Some positive elements are included, however. Two parents in the group are dedicated to their children’s safety, including one who sacrifices himself for his child. The group as a whole looks out for one another, even when it would be easier to forge ahead by themselves. Thus, a selflessness grows between them. Furthermore, one of the minor characters is a Christian who prays to God at least once. A crucifix around her neck plays an important role in helping the people get out of one scrape. Finally, the movie clocks in at only 89 minutes, which is far shorter than most big budget disaster movies and is a gesture appreciated by the audience.
Ultimately, POSEIDON is boring and fares especially poorly when compared to another May movie, MISSION IMPOSSIBLE 3, which some might consider mindless but is certainly fun to watch.

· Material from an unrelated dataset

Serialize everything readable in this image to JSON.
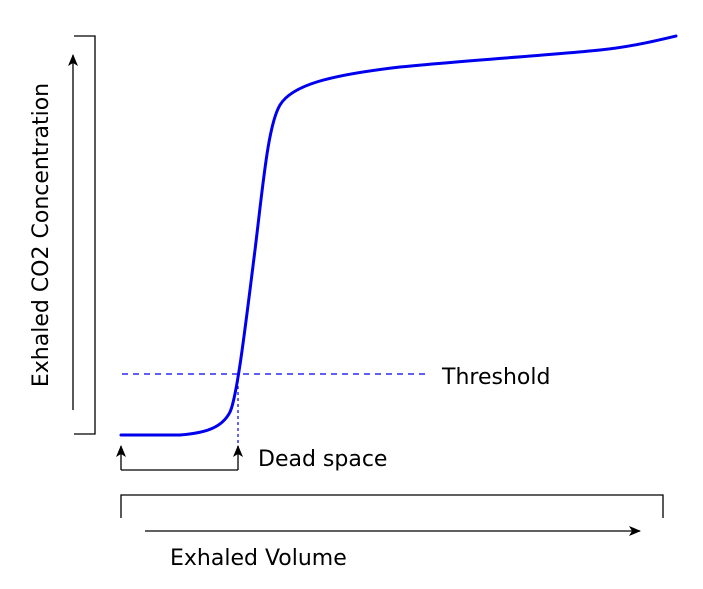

POSEIDON is a remake of the 1970s B-movie classic. It takes itself more seriously than its predecessor but fails to create suspense or sympathetic characters. The movie gets to the action quickly. A rogue wave overturns a luxurious cruise ship, and a daring group of eight decides to find their own escape instead of trusting the captain. The group includes a former fireman played by Kurt Russell, a card shark, a mother and her preteen son, and a newly engaged couple. With the water rising steadily and the ship falling apart, they must make their way through a maze of traps and dead-ends. A few tense moments spring up in POSEIDON, but just as many scenes fall flat, especially the predictable sequence inside an air duct. The acting and script are wooden. This makes it difficult to relate to the characters. There are some positive elements, like the father who sacrifices himself for the group's safety. Also, the group as a whole acts selflessly, even when it would be easier to go it alone. Ultimately, however, POSEIDON is boring and fares poorly when compared to another May movie, MISSION: IMPOSSIBLE III.